Annotation: The Writer’s Audience is Always a Fiction

In this paper, which was later expanded and published in PMLA and became the most widely-read article in Ong’s body of work, Ong examines various aspects of a key difference between forms of communication:  the spoken word exists in an actual present, but the written word almost never does.

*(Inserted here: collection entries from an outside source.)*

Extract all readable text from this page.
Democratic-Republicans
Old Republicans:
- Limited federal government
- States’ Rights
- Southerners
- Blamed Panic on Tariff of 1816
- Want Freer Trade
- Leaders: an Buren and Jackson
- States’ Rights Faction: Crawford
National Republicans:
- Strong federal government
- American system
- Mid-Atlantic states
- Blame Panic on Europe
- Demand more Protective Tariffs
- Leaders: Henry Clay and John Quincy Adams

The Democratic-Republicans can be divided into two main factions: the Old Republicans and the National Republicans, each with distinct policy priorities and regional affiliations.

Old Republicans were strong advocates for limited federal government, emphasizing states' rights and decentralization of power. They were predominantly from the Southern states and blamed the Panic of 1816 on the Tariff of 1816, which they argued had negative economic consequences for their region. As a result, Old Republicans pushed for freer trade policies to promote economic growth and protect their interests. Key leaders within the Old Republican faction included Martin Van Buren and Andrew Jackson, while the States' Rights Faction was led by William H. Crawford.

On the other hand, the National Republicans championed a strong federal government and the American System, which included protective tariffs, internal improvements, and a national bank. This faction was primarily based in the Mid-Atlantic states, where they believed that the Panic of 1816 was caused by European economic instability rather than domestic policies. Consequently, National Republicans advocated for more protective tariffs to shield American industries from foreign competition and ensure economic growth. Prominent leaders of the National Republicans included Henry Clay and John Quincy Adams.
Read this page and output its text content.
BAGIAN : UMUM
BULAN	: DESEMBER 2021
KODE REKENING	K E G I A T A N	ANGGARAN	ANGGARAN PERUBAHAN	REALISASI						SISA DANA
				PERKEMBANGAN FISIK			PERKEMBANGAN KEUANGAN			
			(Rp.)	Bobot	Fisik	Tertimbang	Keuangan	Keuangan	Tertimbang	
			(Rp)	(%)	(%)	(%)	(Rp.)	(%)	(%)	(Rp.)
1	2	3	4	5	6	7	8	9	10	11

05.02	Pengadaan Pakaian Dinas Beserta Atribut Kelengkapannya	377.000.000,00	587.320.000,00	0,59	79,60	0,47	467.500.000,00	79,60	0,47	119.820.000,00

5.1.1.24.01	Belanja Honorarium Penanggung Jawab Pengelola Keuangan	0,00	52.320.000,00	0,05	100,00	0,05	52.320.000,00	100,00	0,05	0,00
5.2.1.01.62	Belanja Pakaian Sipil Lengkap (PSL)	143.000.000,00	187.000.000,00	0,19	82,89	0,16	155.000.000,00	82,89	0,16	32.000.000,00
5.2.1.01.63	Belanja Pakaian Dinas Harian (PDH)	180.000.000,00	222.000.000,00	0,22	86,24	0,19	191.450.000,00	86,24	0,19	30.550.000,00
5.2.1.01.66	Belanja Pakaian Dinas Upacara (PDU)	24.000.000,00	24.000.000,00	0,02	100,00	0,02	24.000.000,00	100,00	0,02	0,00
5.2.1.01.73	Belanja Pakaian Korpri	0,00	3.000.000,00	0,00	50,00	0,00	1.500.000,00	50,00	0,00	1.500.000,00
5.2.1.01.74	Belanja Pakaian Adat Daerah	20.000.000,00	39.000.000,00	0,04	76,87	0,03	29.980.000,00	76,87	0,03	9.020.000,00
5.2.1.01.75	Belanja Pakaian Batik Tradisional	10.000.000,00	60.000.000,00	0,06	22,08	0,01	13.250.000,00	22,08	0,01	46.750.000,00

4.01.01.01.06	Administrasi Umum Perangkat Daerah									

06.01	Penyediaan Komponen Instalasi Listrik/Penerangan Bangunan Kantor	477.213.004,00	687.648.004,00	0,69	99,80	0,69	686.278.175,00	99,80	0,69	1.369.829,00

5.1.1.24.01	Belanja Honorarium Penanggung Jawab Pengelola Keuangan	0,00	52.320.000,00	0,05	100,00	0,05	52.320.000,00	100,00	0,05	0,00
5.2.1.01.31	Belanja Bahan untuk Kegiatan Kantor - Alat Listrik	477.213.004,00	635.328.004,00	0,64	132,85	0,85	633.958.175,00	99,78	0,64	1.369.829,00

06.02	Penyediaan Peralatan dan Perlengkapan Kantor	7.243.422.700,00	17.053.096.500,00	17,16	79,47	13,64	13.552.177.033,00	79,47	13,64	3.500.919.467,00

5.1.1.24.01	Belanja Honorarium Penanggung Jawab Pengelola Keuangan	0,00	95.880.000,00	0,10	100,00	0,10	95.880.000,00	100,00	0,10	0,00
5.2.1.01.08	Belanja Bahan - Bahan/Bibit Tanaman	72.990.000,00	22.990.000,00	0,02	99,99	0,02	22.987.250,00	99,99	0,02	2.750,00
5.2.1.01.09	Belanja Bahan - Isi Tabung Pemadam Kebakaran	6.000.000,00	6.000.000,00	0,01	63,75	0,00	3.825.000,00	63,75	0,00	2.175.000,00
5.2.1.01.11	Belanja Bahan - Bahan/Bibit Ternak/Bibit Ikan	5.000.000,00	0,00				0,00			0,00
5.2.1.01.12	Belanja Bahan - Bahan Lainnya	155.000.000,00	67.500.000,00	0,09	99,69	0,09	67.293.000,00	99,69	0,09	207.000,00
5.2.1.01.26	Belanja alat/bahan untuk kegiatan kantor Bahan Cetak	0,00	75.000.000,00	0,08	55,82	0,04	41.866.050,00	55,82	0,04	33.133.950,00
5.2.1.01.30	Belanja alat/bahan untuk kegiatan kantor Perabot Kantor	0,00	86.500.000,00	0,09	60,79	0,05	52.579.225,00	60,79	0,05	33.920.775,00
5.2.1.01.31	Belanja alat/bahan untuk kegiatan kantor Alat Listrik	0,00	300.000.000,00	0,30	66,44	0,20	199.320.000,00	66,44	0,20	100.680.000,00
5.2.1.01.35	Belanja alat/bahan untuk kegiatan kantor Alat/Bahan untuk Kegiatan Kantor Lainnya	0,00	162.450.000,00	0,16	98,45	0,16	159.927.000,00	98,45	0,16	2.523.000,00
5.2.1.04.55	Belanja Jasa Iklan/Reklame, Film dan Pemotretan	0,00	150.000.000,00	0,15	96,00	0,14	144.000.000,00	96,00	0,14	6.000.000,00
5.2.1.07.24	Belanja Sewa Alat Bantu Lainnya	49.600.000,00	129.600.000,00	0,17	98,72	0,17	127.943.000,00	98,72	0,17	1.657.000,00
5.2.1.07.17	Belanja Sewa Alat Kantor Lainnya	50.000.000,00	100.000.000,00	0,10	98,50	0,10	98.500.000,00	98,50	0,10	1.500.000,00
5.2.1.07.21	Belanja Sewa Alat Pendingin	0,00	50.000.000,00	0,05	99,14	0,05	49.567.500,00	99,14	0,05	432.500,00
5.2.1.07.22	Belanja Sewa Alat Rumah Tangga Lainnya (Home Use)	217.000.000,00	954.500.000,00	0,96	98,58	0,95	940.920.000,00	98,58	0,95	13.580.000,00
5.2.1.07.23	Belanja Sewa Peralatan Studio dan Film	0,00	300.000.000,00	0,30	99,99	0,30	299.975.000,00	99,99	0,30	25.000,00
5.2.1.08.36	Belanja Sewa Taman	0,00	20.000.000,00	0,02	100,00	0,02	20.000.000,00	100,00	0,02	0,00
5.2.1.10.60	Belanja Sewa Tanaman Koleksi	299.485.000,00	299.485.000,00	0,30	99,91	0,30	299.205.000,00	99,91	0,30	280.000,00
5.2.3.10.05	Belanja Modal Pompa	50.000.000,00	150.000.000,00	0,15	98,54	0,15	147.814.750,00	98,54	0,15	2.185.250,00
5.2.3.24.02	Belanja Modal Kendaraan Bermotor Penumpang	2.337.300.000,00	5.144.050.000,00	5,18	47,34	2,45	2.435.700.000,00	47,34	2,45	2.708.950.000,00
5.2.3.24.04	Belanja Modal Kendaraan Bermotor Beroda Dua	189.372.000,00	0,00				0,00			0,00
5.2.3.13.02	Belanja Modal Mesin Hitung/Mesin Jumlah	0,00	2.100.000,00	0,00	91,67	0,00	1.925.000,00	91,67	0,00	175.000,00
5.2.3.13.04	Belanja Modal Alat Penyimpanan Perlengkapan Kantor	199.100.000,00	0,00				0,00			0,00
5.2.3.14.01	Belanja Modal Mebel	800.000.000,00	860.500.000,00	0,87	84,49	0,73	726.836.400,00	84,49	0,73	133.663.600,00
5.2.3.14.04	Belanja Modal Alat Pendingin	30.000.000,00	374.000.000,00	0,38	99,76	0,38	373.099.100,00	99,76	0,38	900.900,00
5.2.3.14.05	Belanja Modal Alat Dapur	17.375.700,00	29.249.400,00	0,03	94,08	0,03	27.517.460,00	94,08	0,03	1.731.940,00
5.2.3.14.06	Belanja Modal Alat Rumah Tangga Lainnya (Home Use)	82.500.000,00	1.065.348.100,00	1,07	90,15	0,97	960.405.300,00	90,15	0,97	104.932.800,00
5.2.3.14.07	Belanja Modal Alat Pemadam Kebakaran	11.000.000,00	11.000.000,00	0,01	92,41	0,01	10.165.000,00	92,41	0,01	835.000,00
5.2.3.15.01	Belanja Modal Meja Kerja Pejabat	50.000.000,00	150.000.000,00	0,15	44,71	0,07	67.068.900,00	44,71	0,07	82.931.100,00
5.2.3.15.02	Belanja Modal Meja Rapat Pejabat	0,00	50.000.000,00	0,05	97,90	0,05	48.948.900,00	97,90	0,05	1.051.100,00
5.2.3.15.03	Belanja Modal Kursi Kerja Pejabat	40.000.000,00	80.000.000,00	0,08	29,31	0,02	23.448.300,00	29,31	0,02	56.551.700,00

The act of writing requires a certain withdrawal.  A writer working on a book that may be read by thousands of people is usually alone.  But she or he is imagining an audience, Ong says.  That is one sense in which a writer’s audience is always a construct.  The other is that readers must ficitionalize themselves to meet the writer’s projection of them.  Ong traces how such “fictionalizing” has accompanied the development of literary genres.  Written narrative was originally a transcription of a real or imagined oral narrative and assumed a singer’s or storyteller’s audience even when being read, for example.  Composition in writing changed that, although as late as the nineteenth century, lingering “dear reader” invocations indicated “the writer’s difficulty in feeling himself as other than storyteller.”

Hemingway’s “casting” of the reader as a “boon companion,” sharing the author’s perceptions and feelings illustrates a further evolution in readers’ roles, Ong states.  Prior to the Romantic movement, it was the reader’s familiarity with public knowledge that was assumed.  Virgil’s narrator described hardships that were shared by Aeneas and Aeneas’ men.  Later, Chaucer’s “frame” story encouraged readers to see themselves on a pilgrimage, a leap assisted by Chaucer’s presence as the narrator amond the fictional pilgrims.

Invention of readers is not limited to fiction.  It extends to all writing, from scientific monographs to diary entries, Ong says.  He situates the root of this contriving in the “mask” demanded in all human communication, even with oneself.  Lovers try to do without such masks, and oral communication can reduce them somewhat, but masks in written communication are “much less removable.”